AI, Cryptocurrency, and Ownership
In understanding the grand trends before us, it is important to look back and remember the lessons of our history. For much of human history, the ability to secure and defend resources meant survival itself. The modern institution of property rights is the product of millions of years of this evolutionary pressure. The concept of property rights is so fundamental to the human experience that it is enshrined in the U.S. Constitution (Fifth Amendment). America’s founding fathers saw property rights as a cornerstone of our system of governance and way of life.
Economists have also long argued that strong property rights are the bedrock of economic growth. They are essential for individuals to be able to securely generate income, store wealth, and use those assets for credit and investment over time.
Several studies support this view. A study of more than 100 countries from 1990 to 2002 showed that countries with stronger property rights grew faster than those with weaker property rights, in part because they were better able to promote technological growth and improved resource allocation.
From the perspective of property rights, blockchain is a core competitive technology. They are the most powerful technological foundation for digital information in the world, enabling immutable record keeping, cryptographically secure ownership, distributed security, and programmatic enforcement of rights through smart contracts.
As the United States enters the era of digital intelligence, blockchain can also serve as a standard environment for all AI infrastructure and applications, ensuring that the United States' AI systems can benefit from the structural support of the five unique characteristics of cryptocurrency. Historically, the United States has created unprecedented opportunities for both individuals and the country - from getting rid of colonial rule, to the constitutional commitment to individual freedom, to fighting against racial segregation, and fierce market competition and entrepreneurship.

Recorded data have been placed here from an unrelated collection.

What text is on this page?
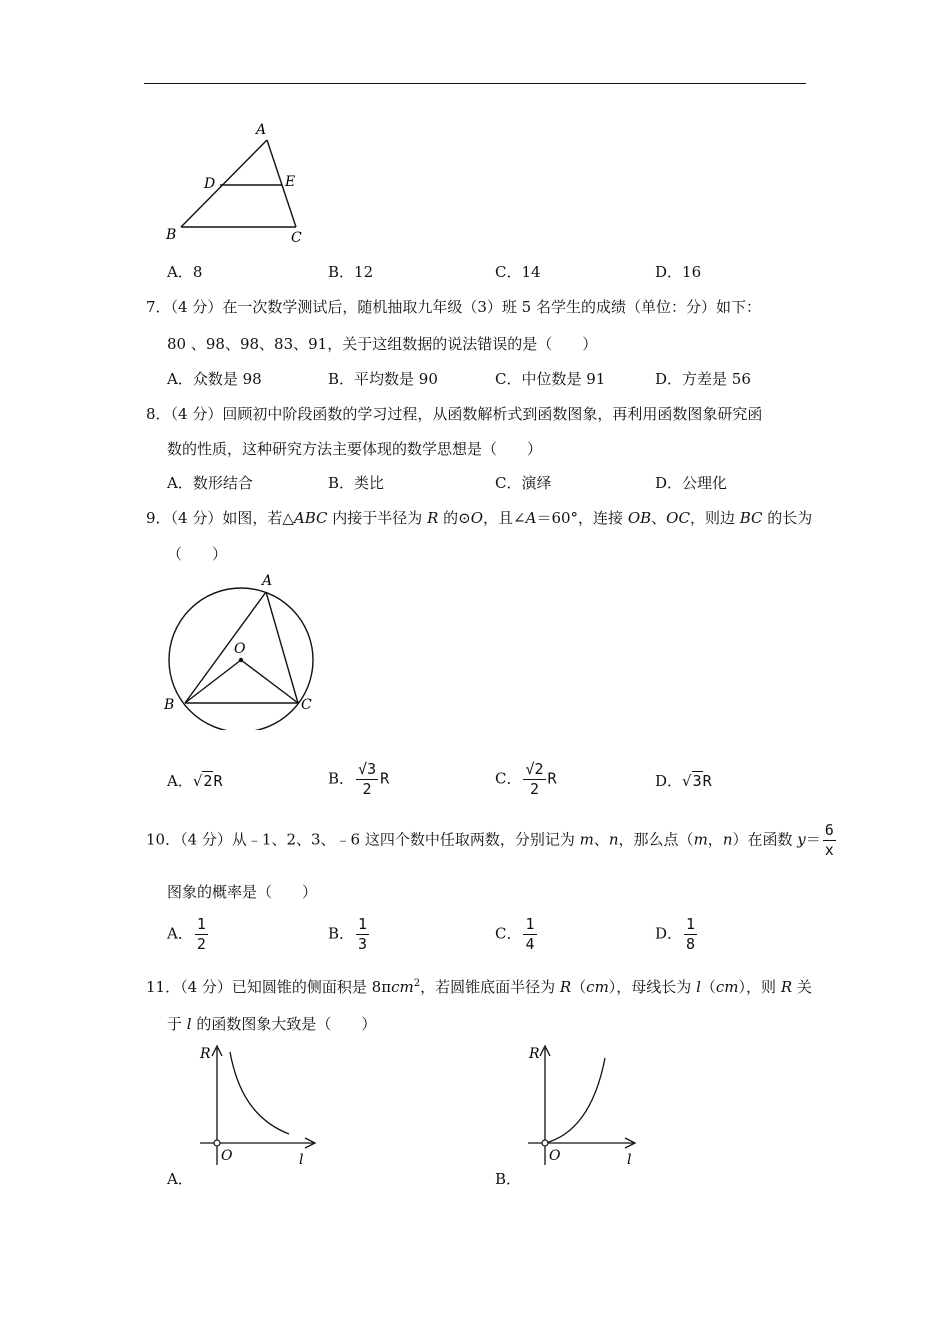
A
D	E
B	C
A．8	B．12	C．14	D．16
7．（4 分）在一次数学测试后，随机抽取九年级（3）班 5 名学生的成绩（单位：分）如下：
80 、98、98、83、91，关于这组数据的说法错误的是（　　）
A．众数是 98	B．平均数是 90	C．中位数是 91	D．方差是 56
8．（4 分）回顾初中阶段函数的学习过程，从函数解析式到函数图象，再利用函数图象研究函
数的性质，这种研究方法主要体现的数学思想是（　　）
A．数形结合	B．类比	C．演绎	D．公理化
9．（4 分）如图，若△ABC 内接于半径为 R 的⊙O，且∠A＝60°，连接 OB、OC，则边 BC 的长为
（　　）
A
O
B	C
A．√2R	B． $\frac{√3}{2}$ R	C． $\frac{√2}{2}$ R	D．√3R
10．（4 分）从﹣1、2、3、﹣6 这四个数中任取两数，分别记为 m、n，那么点（m，n）在函数 $y= \frac{6}{x}$
图象的概率是（　　）
A． $\frac{1}{2}$	B． $\frac{1}{3}$	C． $\frac{1}{4}$	D． $\frac{1}{8}$
11．（4 分）已知圆锥的侧面积是 8πcm$^2$，若圆锥底面半径为 R（cm），母线长为 l（cm），则 R 关
于 l 的函数图象大致是（　　）
R
O	l
A．
R
O	l
B．
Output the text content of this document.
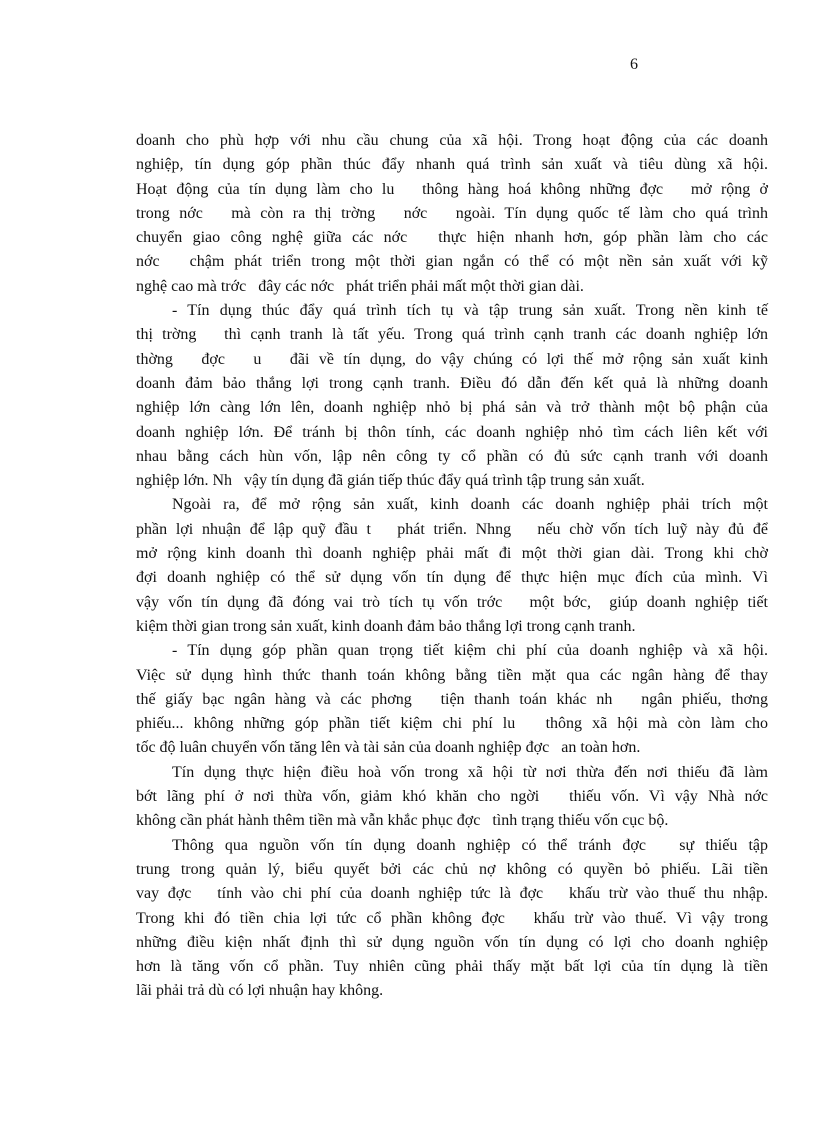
6
doanh cho phù hợp với nhu cầu chung của xã hội. Trong hoạt động của các doanh
nghiệp, tín dụng góp phần thúc đẩy nhanh quá trình sản xuất và tiêu dùng xã hội.
Hoạt động của tín dụng làm cho lu   thông hàng hoá không những đợc   mở rộng ở
trong nớc   mà còn ra thị trờng   nớc   ngoài. Tín dụng quốc tế làm cho quá trình
chuyển giao công nghệ giữa các nớc   thực hiện nhanh hơn, góp phần làm cho các
nớc   chậm phát triển trong một thời gian ngắn có thể có một nền sản xuất với kỹ
nghệ cao mà trớc   đây các nớc   phát triển phải mất một thời gian dài.
- Tín dụng thúc đẩy quá trình tích tụ và tập trung sản xuất. Trong nền kinh tế
thị trờng   thì cạnh tranh là tất yếu. Trong quá trình cạnh tranh các doanh nghiệp lớn
thờng   đợc   u   đãi về tín dụng, do vậy chúng có lợi thế mở rộng sản xuất kinh
doanh đảm bảo thắng lợi trong cạnh tranh. Điều đó dẫn đến kết quả là những doanh
nghiệp lớn càng lớn lên, doanh nghiệp nhỏ bị phá sản và trở thành một bộ phận của
doanh nghiệp lớn. Để tránh bị thôn tính, các doanh nghiệp nhỏ tìm cách liên kết với
nhau bằng cách hùn vốn, lập nên công ty cổ phần có đủ sức cạnh tranh với doanh
nghiệp lớn. Nh   vậy tín dụng đã gián tiếp thúc đẩy quá trình tập trung sản xuất.
Ngoài ra, để mở rộng sản xuất, kinh doanh các doanh nghiệp phải trích một
phần lợi nhuận để lập quỹ đầu t   phát triển. Nhng   nếu chờ vốn tích luỹ này đủ để
mở rộng kinh doanh thì doanh nghiệp phải mất đi một thời gian dài. Trong khi chờ
đợi doanh nghiệp có thể sử dụng vốn tín dụng để thực hiện mục đích của mình. Vì
vậy vốn tín dụng đã đóng vai trò tích tụ vốn trớc   một bớc,  giúp doanh nghiệp tiết
kiệm thời gian trong sản xuất, kinh doanh đảm bảo thắng lợi trong cạnh tranh.
- Tín dụng góp phần quan trọng tiết kiệm chi phí của doanh nghiệp và xã hội.
Việc sử dụng hình thức thanh toán không bằng tiền mặt qua các ngân hàng để thay
thế giấy bạc ngân hàng và các phơng   tiện thanh toán khác nh   ngân phiếu, thơng
phiếu... không những góp phần tiết kiệm chi phí lu   thông xã hội mà còn làm cho
tốc độ luân chuyển vốn tăng lên và tài sản của doanh nghiệp đợc   an toàn hơn.
Tín dụng thực hiện điều hoà vốn trong xã hội từ nơi thừa đến nơi thiếu đã làm
bớt lãng phí ở nơi thừa vốn, giảm khó khăn cho ngời   thiếu vốn. Vì vậy Nhà nớc
không cần phát hành thêm tiền mà vẫn khắc phục đợc   tình trạng thiếu vốn cục bộ.
Thông qua nguồn vốn tín dụng doanh nghiệp có thể tránh đợc   sự thiếu tập
trung trong quản lý, biểu quyết bởi các chủ nợ không có quyền bỏ phiếu. Lãi tiền
vay đợc   tính vào chi phí của doanh nghiệp tức là đợc   khấu trừ vào thuế thu nhập.
Trong khi đó tiền chia lợi tức cổ phần không đợc   khấu trừ vào thuế. Vì vậy trong
những điều kiện nhất định thì sử dụng nguồn vốn tín dụng có lợi cho doanh nghiệp
hơn là tăng vốn cổ phần. Tuy nhiên cũng phải thấy mặt bất lợi của tín dụng là tiền
lãi phải trả dù có lợi nhuận hay không.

Today, standing on the threshold of AGI, I believe the United States has an important opportunity to further solidify its leadership on these same dimensions. Aligning America’s AI policy goals with cryptocurrency will inspire unprecedented levels of individual participation in open source networks, driving incentivized contributions at all levels of the AI stack. Broad participation in our AI marketplace will spur competition and encourage new forms of bottom-up mobilization, leading to broader societal impact.